Лала и дон Леонардо только что очутились в этой комнате, в этом тихом воспоминании, и были обеспокоены тем, что потеряли связь с Саритой. Она была так изнурена, что вывалилась из ясного состояния транса в сон без сновидений.
– Он считает, что какой-нибудь старец – вроде тебя или меня – посвящает его мать в тайны Вселенной, в то время как он здесь в поте лица вместе с двоюродными братьями и сестрами называет нараспев имена своих предков.
Дон Леонардо сочувственно улыбнулся, глядя на внука:
– Ему завидно? Ха!
– Расскажи ему, сеньора, – подстрекал ее Леонардо. – Расскажи Хайме то, что он хочет знать. Разве это не твое призвание – рассказывать замысловатые истории, чтобы подразнить ум?
– Я не собираюсь издеваться над ним. Он верит, он друг знаний, и он воин. Посмотри, как он волнуется за свою мамочку! Он ведь, верно, отдал бы за нее дюжину своих братьев?
– Это не так.
– Ну, может быть, одного брата?
– Мы будем бороться за Мигеля, дорогая моя. Он верный брат, и он поможет Сарите продолжить путь, а она вернет своего младшего мальчика к жизни.
– Мне все равно, останется шаман или уйдет, – запомни, – резко сказала его спутница. – Эти люди просят дать им ответы на их вопросы. Это мой совет им нужен, и я с удовольствием его даю.

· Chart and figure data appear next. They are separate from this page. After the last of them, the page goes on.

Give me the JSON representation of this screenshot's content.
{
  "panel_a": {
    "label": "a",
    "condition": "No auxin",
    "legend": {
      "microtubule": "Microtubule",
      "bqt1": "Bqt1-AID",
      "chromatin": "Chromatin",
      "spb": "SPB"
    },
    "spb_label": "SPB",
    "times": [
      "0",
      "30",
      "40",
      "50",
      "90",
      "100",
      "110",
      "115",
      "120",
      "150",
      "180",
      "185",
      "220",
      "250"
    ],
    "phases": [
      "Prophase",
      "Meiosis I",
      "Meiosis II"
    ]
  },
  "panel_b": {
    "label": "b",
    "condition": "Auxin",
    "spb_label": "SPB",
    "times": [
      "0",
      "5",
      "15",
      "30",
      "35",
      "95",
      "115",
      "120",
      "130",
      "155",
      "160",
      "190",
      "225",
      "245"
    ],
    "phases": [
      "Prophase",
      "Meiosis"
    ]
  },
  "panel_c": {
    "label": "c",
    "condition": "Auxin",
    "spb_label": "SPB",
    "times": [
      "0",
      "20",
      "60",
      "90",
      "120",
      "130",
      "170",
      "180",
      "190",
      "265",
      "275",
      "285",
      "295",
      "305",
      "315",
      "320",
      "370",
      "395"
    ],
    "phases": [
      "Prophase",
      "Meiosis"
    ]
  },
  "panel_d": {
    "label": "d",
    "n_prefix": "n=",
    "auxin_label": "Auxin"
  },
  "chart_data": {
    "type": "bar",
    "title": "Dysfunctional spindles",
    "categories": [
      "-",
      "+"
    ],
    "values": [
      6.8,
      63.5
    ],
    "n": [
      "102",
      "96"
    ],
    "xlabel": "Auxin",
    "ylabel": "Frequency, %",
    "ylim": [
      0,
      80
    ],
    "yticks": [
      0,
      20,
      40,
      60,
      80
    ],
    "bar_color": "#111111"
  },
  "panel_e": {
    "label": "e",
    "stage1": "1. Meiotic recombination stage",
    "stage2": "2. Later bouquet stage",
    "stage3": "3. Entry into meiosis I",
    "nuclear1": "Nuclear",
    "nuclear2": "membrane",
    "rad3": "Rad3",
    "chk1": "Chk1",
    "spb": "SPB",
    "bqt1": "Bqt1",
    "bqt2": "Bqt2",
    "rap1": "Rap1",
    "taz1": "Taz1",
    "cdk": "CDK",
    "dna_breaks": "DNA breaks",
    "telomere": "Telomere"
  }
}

Леонардо пожал плечами, чувствуя, что пора сменить тему. Его мысли вернулись к Сарите, крепким сном спавшей в мире живых, в мире насущных забот. Без нее бессмысленно продолжать путь: ни за кем другим ее сын не пойдет. При этой мысли он почувствовал, что Мигель где-то рядом, смотрит и ждет. Что-то подтолкнуло Леонардо – нужно действовать от имени Сариты.
– У Мигеля осталось очень мало времени, – сказал он. – Мы не можем вот так просто смотреть на мою дочь и ничего не предпринимать.
– Мы уже много сделали.
– Да, мы собрали много воспоминаний, но этого недостаточно. Пожалуйста, не спорь со мной, – сказал он, не давая перебить себя. – Боюсь, я должен настоять на этом.
Лала промолчала. Она смотрела на Хайме Руиса, берегущего сон своей матери. Похоже, дорога знаний может вести людей только до какого-то предела. Когда молитвы прочитаны, когда больше нет надежды, у них остаются лишь они сами – да спокойствие в ничем не заполненном пространстве между двумя мыслями. Это – не для нее. Это – для ловцов тайны.
– Любовь – это тайна, – наконец сказала она.
– Это лишь слово, сеньора, и ты хорошо это знаешь.
– Да, это – слово. Это – повеление. Это, я бы сказала, мука. И все же…
– И все же?
– Прежде чем слово было произнесено, было… что-то еще.
– Что-то, что правит словами, – согласился старик. – Что-то, что правит всеми видениями, всеми вселенными.
– В том числе и ее видениями, – сказала она и, нахмурившись, посмотрела на мать Сариту. – И прямо сейчас тоже.
– Да и сейчас, когда она пребывает в видении без нас.
– Видимо, нас тут оставили одних, дон Леонардо, поиграть с одной хрупкой идеей.
– С какой же?
– Что сыновья любовь может, в конце концов, стать искрой, из которой возгорится чудо.
Старик смотрел на нее, раскрыв рот: он не узнавал ни ее тона, ни выражения ее лица. Вид у нее был восторженный – так, по его представлениям, могла бы выглядеть безумно влюбленная девочка. Куда делись ее мысли – мысли рассказчицы? Кто виновник этого преображения? Он окинул взглядом комнатку, прищурившись, вгляделся в тени, но никого не увидел.
– Может быть, нам отправиться туда, куда ее привели видения? – предложил он.
– А если видений нет?
Лала засомневалась, могут ли в почти бездыханном теле возникать видения.
– Давай пустимся в погоню! Ты – Артемида, а я – один из твоих прекрасных неутомимых псов. Давай выследим ее и посмотрим, что еще сможем найти!
Еще раз бросив взгляд на Сариту, Лала кивнула. Она последует за стариком, поскольку им движет вдохновение, а ей и оно сейчас недоступно. Быстро взглянув друг другу в глаза, она и дон Леонардо исчезли, оставив окутанную лунным светом старую женщину спать под присмотром сына, с едва уловимым присутствием ангела-хранителя, сидящего рядом, у изголовья.